Nova Ophiuchus 2017 as a probe of $^{13}$C nucleosynthesis and carbon monoxide formation and destruction in classical novae

TL;DR

This study provides detailed near-infrared spectral observations of Nova Ophiuchus 2017, tracking CO emission evolution, analyzing destruction mechanisms, and determining the $^{12}$C/$^{13}$C ratio, which aligns with nucleosynthesis predictions for low-mass white dwarf novae.

Contribution

It offers the first detailed temporal analysis of CO emission in a nova and securely measures the $^{12}$C/$^{13}$C ratio, linking observations to nucleosynthesis models.

Findings

CO emission declines rapidly within 25 days post-maximum

$^{12}$C/$^{13}$C ratio is 1.6 ± 0.3, consistent with low-mass white dwarf models

Multiple mechanisms for CO destruction are considered and analyzed

Abstract

We present a series of near-infrared spectra of Nova Ophiuchus 2017 in the $K$ band that record the evolution of the first overtone CO emission in unprecedented detail.
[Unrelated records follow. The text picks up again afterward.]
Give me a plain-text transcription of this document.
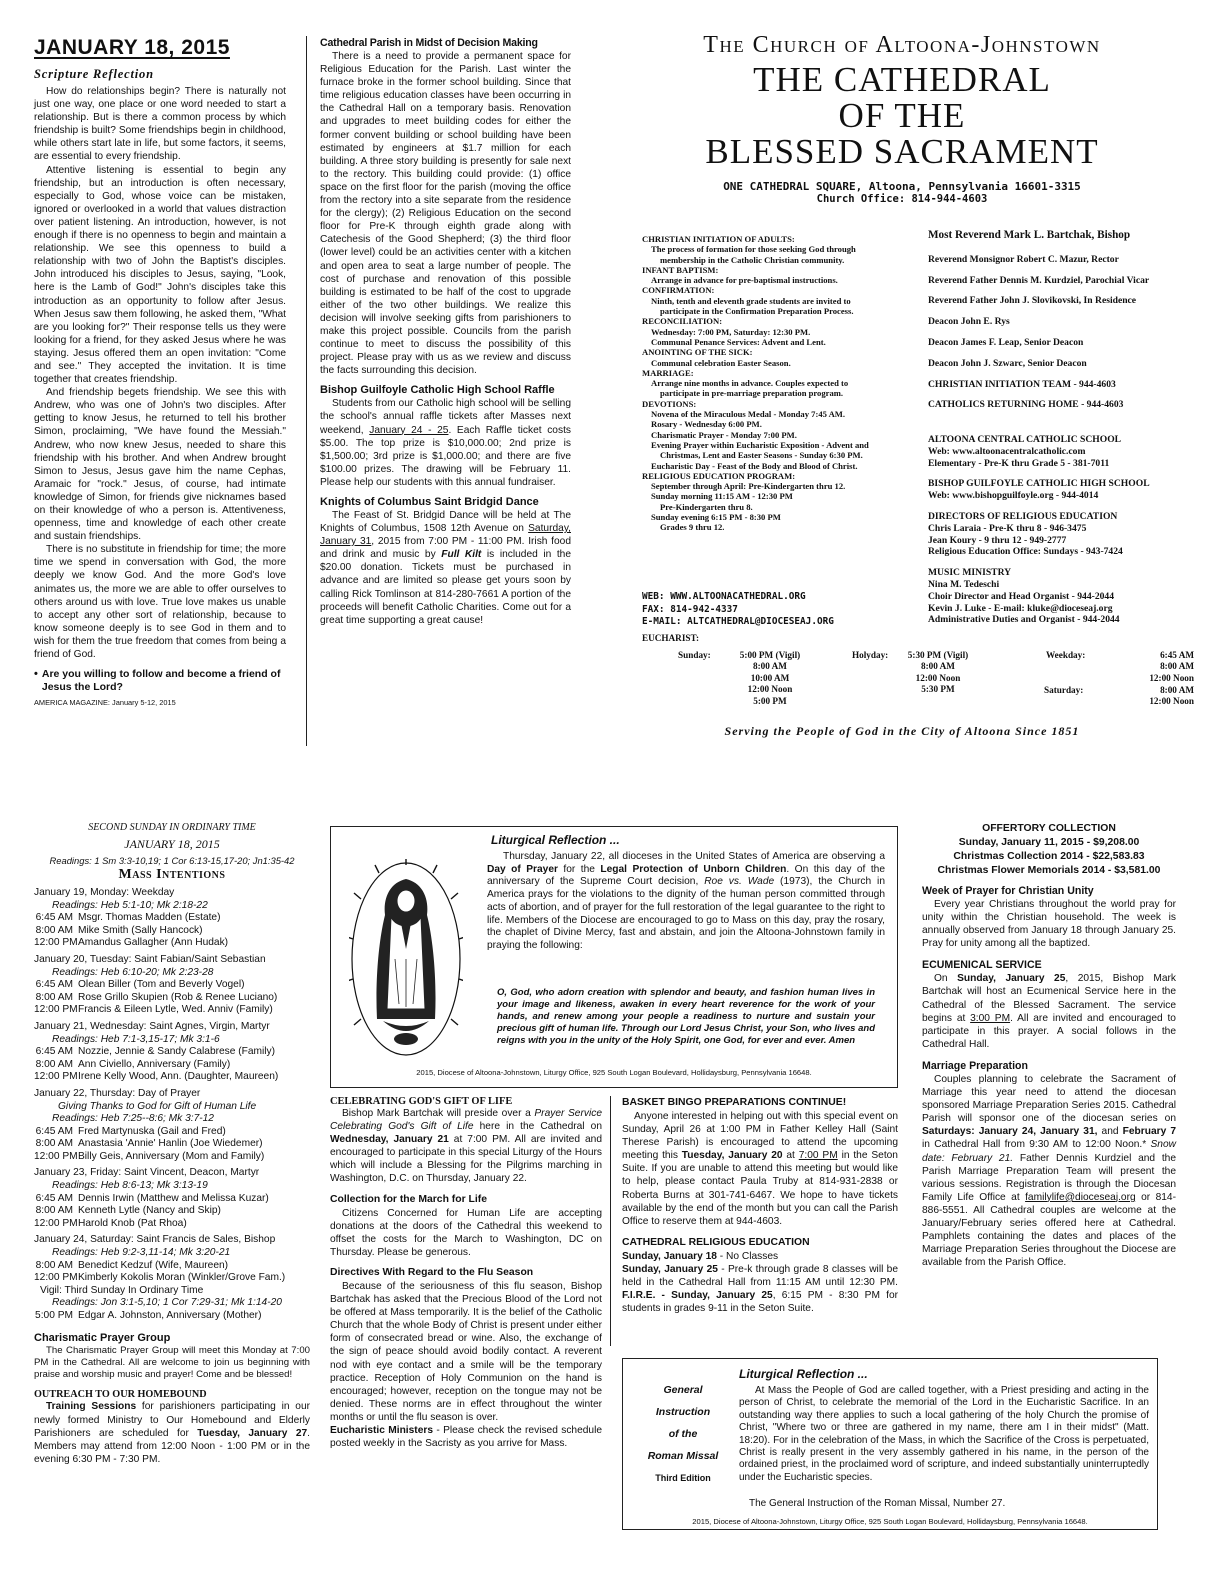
JANUARY 18, 2015
Scripture Reflection

How do relationships begin? There is naturally not just one way, one place or one word needed to start a relationship. But is there a common process by which friendship is built? Some friendships begin in childhood, while others start late in life, but some factors, it seems, are essential to every friendship.

Attentive listening is essential to begin any friendship, but an introduction is often necessary, especially to God, whose voice can be mistaken, ignored or overlooked in a world that values distraction over patient listening. An introduction, however, is not enough if there is no openness to begin and maintain a relationship. We see this openness to build a relationship with two of John the Baptist's disciples. John introduced his disciples to Jesus, saying, "Look, here is the Lamb of God!" John's disciples take this introduction as an opportunity to follow after Jesus. When Jesus saw them following, he asked them, "What are you looking for?" Their response tells us they were looking for a friend, for they asked Jesus where he was staying. Jesus offered them an open invitation: "Come and see." They accepted the invitation. It is time together that creates friendship.

And friendship begets friendship. We see this with Andrew, who was one of John's two disciples. After getting to know Jesus, he returned to tell his brother Simon, proclaiming, "We have found the Messiah." Andrew, who now knew Jesus, needed to share this friendship with his brother. And when Andrew brought Simon to Jesus, Jesus gave him the name Cephas, Aramaic for "rock." Jesus, of course, had intimate knowledge of Simon, for friends give nicknames based on their knowledge of who a person is. Attentiveness, openness, time and knowledge of each other create and sustain friendships.

There is no substitute in friendship for time; the more time we spend in conversation with God, the more deeply we know God. And the more God's love animates us, the more we are able to offer ourselves to others around us with love. True love makes us unable to accept any other sort of relationship, because to know someone deeply is to see God in them and to wish for them the true freedom that comes from being a friend of God.

• Are you willing to follow and become a friend of Jesus the Lord?
AMERICA MAGAZINE: January 5-12, 2015
Cathedral Parish in Midst of Decision Making

There is a need to provide a permanent space for Religious Education for the Parish. Last winter the furnace broke in the former school building. Since that time religious education classes have been occurring in the Cathedral Hall on a temporary basis. Renovation and upgrades to meet building codes for either the former convent building or school building have been estimated by engineers at $1.7 million for each building. A three story building is presently for sale next to the rectory. This building could provide: (1) office space on the first floor for the parish (moving the office from the rectory into a site separate from the residence for the clergy); (2) Religious Education on the second floor for Pre-K through eighth grade along with Catechesis of the Good Shepherd; (3) the third floor (lower level) could be an activities center with a kitchen and open area to seat a large number of people. The cost of purchase and renovation of this possible building is estimated to be half of the cost to upgrade either of the two other buildings. We realize this decision will involve seeking gifts from parishioners to make this project possible. Councils from the parish continue to meet to discuss the possibility of this project. Please pray with us as we review and discuss the facts surrounding this decision.

Bishop Guilfoyle Catholic High School Raffle

Students from our Catholic high school will be selling the school's annual raffle tickets after Masses next weekend, January 24 - 25. Each Raffle ticket costs $5.00. The top prize is $10,000.00; 2nd prize is $1,500.00; 3rd prize is $1,000.00; and there are five $100.00 prizes. The drawing will be February 11. Please help our students with this annual fundraiser.

Knights of Columbus Saint Bridgid Dance

The Feast of St. Bridgid Dance will be held at The Knights of Columbus, 1508 12th Avenue on Saturday, January 31, 2015 from 7:00 PM - 11:00 PM. Irish food and drink and music by Full Kilt is included in the $20.00 donation. Tickets must be purchased in advance and are limited so please get yours soon by calling Rick Tomlinson at 814-280-7661 A portion of the proceeds will benefit Catholic Charities. Come out for a great time supporting a great cause!

The Church of Altoona-Johnstown
THE CATHEDRAL
OF THE
BLESSED SACRAMENT
ONE CATHEDRAL SQUARE, Altoona, Pennsylvania 16601-3315
Church Office: 814-944-4603
CHRISTIAN INITIATION OF ADULTS:
The process of formation for those seeking God through
membership in the Catholic Christian community.
INFANT BAPTISM:
Arrange in advance for pre-baptismal instructions.
CONFIRMATION:
Ninth, tenth and eleventh grade students are invited to
participate in the Confirmation Preparation Process.
RECONCILIATION:
Wednesday: 7:00 PM, Saturday: 12:30 PM.
Communal Penance Services: Advent and Lent.
ANOINTING OF THE SICK:
Communal celebration Easter Season.
MARRIAGE:
Arrange nine months in advance. Couples expected to
participate in pre-marriage preparation program.
DEVOTIONS:
Novena of the Miraculous Medal - Monday 7:45 AM.
Rosary - Wednesday 6:00 PM.
Charismatic Prayer - Monday 7:00 PM.
Evening Prayer within Eucharistic Exposition - Advent and
Christmas, Lent and Easter Seasons - Sunday 6:30 PM.
Eucharistic Day - Feast of the Body and Blood of Christ.
RELIGIOUS EDUCATION PROGRAM:
September through April: Pre-Kindergarten thru 12.
Sunday morning 11:15 AM - 12:30 PM
Pre-Kindergarten thru 8.
Sunday evening 6:15 PM - 8:30 PM
Grades 9 thru 12.
WEB: WWW.ALTOONACATHEDRAL.ORG
FAX: 814-942-4337
E-MAIL: ALTCATHEDRAL@DIOCESEAJ.ORG
Most Reverend Mark L. Bartchak, Bishop
Reverend Monsignor Robert C. Mazur, Rector
Reverend Father Dennis M. Kurdziel, Parochial Vicar
Reverend Father John J. Slovikovski, In Residence
Deacon John E. Rys
Deacon James F. Leap, Senior Deacon
Deacon John J. Szwarc, Senior Deacon
CHRISTIAN INITIATION TEAM - 944-4603
CATHOLICS RETURNING HOME - 944-4603
ALTOONA CENTRAL CATHOLIC SCHOOL
Web: www.altoonacentralcatholic.com
Elementary - Pre-K thru Grade 5 - 381-7011
BISHOP GUILFOYLE CATHOLIC HIGH SCHOOL
Web: www.bishopguilfoyle.org - 944-4014
DIRECTORS OF RELIGIOUS EDUCATION
Chris Laraia - Pre-K thru 8 - 946-3475
Jean Koury - 9 thru 12 - 949-2777
Religious Education Office: Sundays - 943-7424
MUSIC MINISTRY
Nina M. Tedeschi
Choir Director and Head Organist - 944-2044
Kevin J. Luke - E-mail: kluke@dioceseaj.org
Administrative Duties and Organist - 944-2044
EUCHARIST:
Sunday:	5:00 PM (Vigil)
8:00 AM
10:00 AM
12:00 Noon
5:00 PM
Holyday:	5:30 PM (Vigil)
8:00 AM
12:00 Noon
5:30 PM
Weekday:	6:45 AM
8:00 AM
12:00 Noon
Saturday:	8:00 AM
12:00 Noon
Serving the People of God in the City of Altoona Since 1851
SECOND SUNDAY IN ORDINARY TIME
JANUARY 18, 2015
Readings: 1 Sm 3:3-10,19; 1 Cor 6:13-15,17-20; Jn1:35-42
Mass Intentions
January 19, Monday: Weekday
Readings: Heb 5:1-10; Mk 2:18-22
6:45 AM Msgr. Thomas Madden (Estate)
8:00 AM Mike Smith (Sally Hancock)
12:00 PMAmandus Gallagher (Ann Hudak)
January 20, Tuesday: Saint Fabian/Saint Sebastian
Readings: Heb 6:10-20; Mk 2:23-28
6:45 AM Olean Biller (Tom and Beverly Vogel)
8:00 AM Rose Grillo Skupien (Rob & Renee Luciano)
12:00 PMFrancis & Eileen Lytle, Wed. Anniv (Family)
January 21, Wednesday: Saint Agnes, Virgin, Martyr
Readings: Heb 7:1-3,15-17; Mk 3:1-6
6:45 AM Nozzie, Jennie & Sandy Calabrese (Family)
8:00 AM Ann Civiello, Anniversary (Family)
12:00 PMIrene Kelly Wood, Ann. (Daughter, Maureen)
January 22, Thursday: Day of Prayer
Giving Thanks to God for Gift of Human Life
Readings: Heb 7:25--8:6; Mk 3:7-12
6:45 AM Fred Martynuska (Gail and Fred)
8:00 AM Anastasia 'Annie' Hanlin (Joe Wiedemer)
12:00 PMBilly Geis, Anniversary (Mom and Family)
January 23, Friday: Saint Vincent, Deacon, Martyr
Readings: Heb 8:6-13; Mk 3:13-19
6:45 AM Dennis Irwin (Matthew and Melissa Kuzar)
8:00 AM Kenneth Lytle (Nancy and Skip)
12:00 PMHarold Knob (Pat Rhoa)
January 24, Saturday: Saint Francis de Sales, Bishop
Readings: Heb 9:2-3,11-14; Mk 3:20-21
8:00 AM Benedict Kedzuf (Wife, Maureen)
12:00 PMKimberly Kokolis Moran (Winkler/Grove Fam.)
Vigil: Third Sunday In Ordinary Time
Readings: Jon 3:1-5,10; 1 Cor 7:29-31; Mk 1:14-20
5:00 PM Edgar A. Johnston, Anniversary (Mother)
Charismatic Prayer Group

The Charismatic Prayer Group will meet this Monday at 7:00 PM in the Cathedral. All are welcome to join us beginning with praise and worship music and prayer! Come and be blessed!

OUTREACH TO OUR HOMEBOUND

Training Sessions for parishioners participating in our newly formed Ministry to Our Homebound and Elderly Parishioners are scheduled for Tuesday, January 27. Members may attend from 12:00 Noon - 1:00 PM or in the evening 6:30 PM - 7:30 PM.

Liturgical Reflection ...

Thursday, January 22, all dioceses in the United States of America are observing a Day of Prayer for the Legal Protection of Unborn Children. On this day of the anniversary of the Supreme Court decision, Roe vs. Wade (1973), the Church in America prays for the violations to the dignity of the human person committed through acts of abortion, and of prayer for the full restoration of the legal guarantee to the right to life. Members of the Diocese are encouraged to go to Mass on this day, pray the rosary, the chaplet of Divine Mercy, fast and abstain, and join the Altoona-Johnstown family in praying the following:

O, God, who adorn creation with splendor and beauty, and fashion human lives in your image and likeness, awaken in every heart reverence for the work of your hands, and renew among your people a readiness to nurture and sustain your precious gift of human life. Through our Lord Jesus Christ, your Son, who lives and reigns with you in the unity of the Holy Spirit, one God, for ever and ever. Amen

2015, Diocese of Altoona-Johnstown, Liturgy Office, 925 South Logan Boulevard, Hollidaysburg, Pennsylvania 16648.
CELEBRATING GOD'S GIFT OF LIFE

Bishop Mark Bartchak will preside over a Prayer Service Celebrating God's Gift of Life here in the Cathedral on Wednesday, January 21 at 7:00 PM. All are invited and encouraged to participate in this special Liturgy of the Hours which will include a Blessing for the Pilgrims marching in Washington, D.C. on Thursday, January 22.

Collection for the March for Life

Citizens Concerned for Human Life are accepting donations at the doors of the Cathedral this weekend to offset the costs for the March to Washington, DC on Thursday. Please be generous.

Directives With Regard to the Flu Season

Because of the seriousness of this flu season, Bishop Bartchak has asked that the Precious Blood of the Lord not be offered at Mass temporarily. It is the belief of the Catholic Church that the whole Body of Christ is present under either form of consecrated bread or wine. Also, the exchange of the sign of peace should avoid bodily contact. A reverent nod with eye contact and a smile will be the temporary practice. Reception of Holy Communion on the hand is encouraged; however, reception on the tongue may not be denied. These norms are in effect throughout the winter months or until the flu season is over.

Eucharistic Ministers - Please check the revised schedule posted weekly in the Sacristy as you arrive for Mass.

BASKET BINGO PREPARATIONS CONTINUE!

Anyone interested in helping out with this special event on Sunday, April 26 at 1:00 PM in Father Kelley Hall (Saint Therese Parish) is encouraged to attend the upcoming meeting this Tuesday, January 20 at 7:00 PM in the Seton Suite. If you are unable to attend this meeting but would like to help, please contact Paula Truby at 814-931-2838 or Roberta Burns at 301-741-6467. We hope to have tickets available by the end of the month but you can call the Parish Office to reserve them at 944-4603.

CATHEDRAL RELIGIOUS EDUCATION

Sunday, January 18 - No Classes

Sunday, January 25 - Pre-k through grade 8 classes will be held in the Cathedral Hall from 11:15 AM until 12:30 PM. F.I.R.E. - Sunday, January 25, 6:15 PM - 8:30 PM for students in grades 9-11 in the Seton Suite.

OFFERTORY COLLECTION
Sunday, January 11, 2015 - $9,208.00
Christmas Collection 2014 - $22,583.83
Christmas Flower Memorials 2014 - $3,581.00
Week of Prayer for Christian Unity

Every year Christians throughout the world pray for unity within the Christian household. The week is annually observed from January 18 through January 25. Pray for unity among all the baptized.

ECUMENICAL SERVICE

On Sunday, January 25, 2015, Bishop Mark Bartchak will host an Ecumenical Service here in the Cathedral of the Blessed Sacrament. The service begins at 3:00 PM. All are invited and encouraged to participate in this prayer. A social follows in the Cathedral Hall.

Marriage Preparation

Couples planning to celebrate the Sacrament of Marriage this year need to attend the diocesan sponsored Marriage Preparation Series 2015. Cathedral Parish will sponsor one of the diocesan series on Saturdays: January 24, January 31, and February 7 in Cathedral Hall from 9:30 AM to 12:00 Noon.* Snow date: February 21. Father Dennis Kurdziel and the Parish Marriage Preparation Team will present the various sessions. Registration is through the Diocesan Family Life Office at familylife@dioceseaj.org or 814-886-5551. All Cathedral couples are welcome at the January/February series offered here at Cathedral. Pamphlets containing the dates and places of the Marriage Preparation Series throughout the Diocese are available from the Parish Office.

General
Instruction
of the
Roman Missal
Third Edition
Liturgical Reflection ...

At Mass the People of God are called together, with a Priest presiding and acting in the person of Christ, to celebrate the memorial of the Lord in the Eucharistic Sacrifice. In an outstanding way there applies to such a local gathering of the holy Church the promise of Christ, "Where two or three are gathered in my name, there am I in their midst" (Matt. 18:20). For in the celebration of the Mass, in which the Sacrifice of the Cross is perpetuated, Christ is really present in the very assembly gathered in his name, in the person of the ordained priest, in the proclaimed word of scripture, and indeed substantially uninterruptedly under the Eucharistic species.

The General Instruction of the Roman Missal, Number 27.
2015, Diocese of Altoona-Johnstown, Liturgy Office, 925 South Logan Boulevard, Hollidaysburg, Pennsylvania 16648.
Starting from 11.7d after maximum, when CO is first detected at great strength, the spectra track the CO emission to +25.6d by which time it is found to have rapidly declined in strength by almost a factor of $\sim$ 35. The cause for the rapid destruction of CO is examined in the framework of different mechanisms for CO destruction viz. an increase in photoionizating flux, chemical pathways of destruction or destruction by energetic non-thermal particles created in shocks. From LTE modelling of the CO emission, the $^{12}$C/$^{13}$C ratio is determined to be 1.6 $\pm$ 0.3. This is consistent with the expected value of this parameter from nucleosynthesis theory for a nova eruption occuring on a low mass ($\sim$ 0.6 M$_\odot$) carbon-oxygen core white dwarf. The present $^{12}$C/$^{13}$C estimate constitutes one of the most secure estimates of this ratio in a classical nova.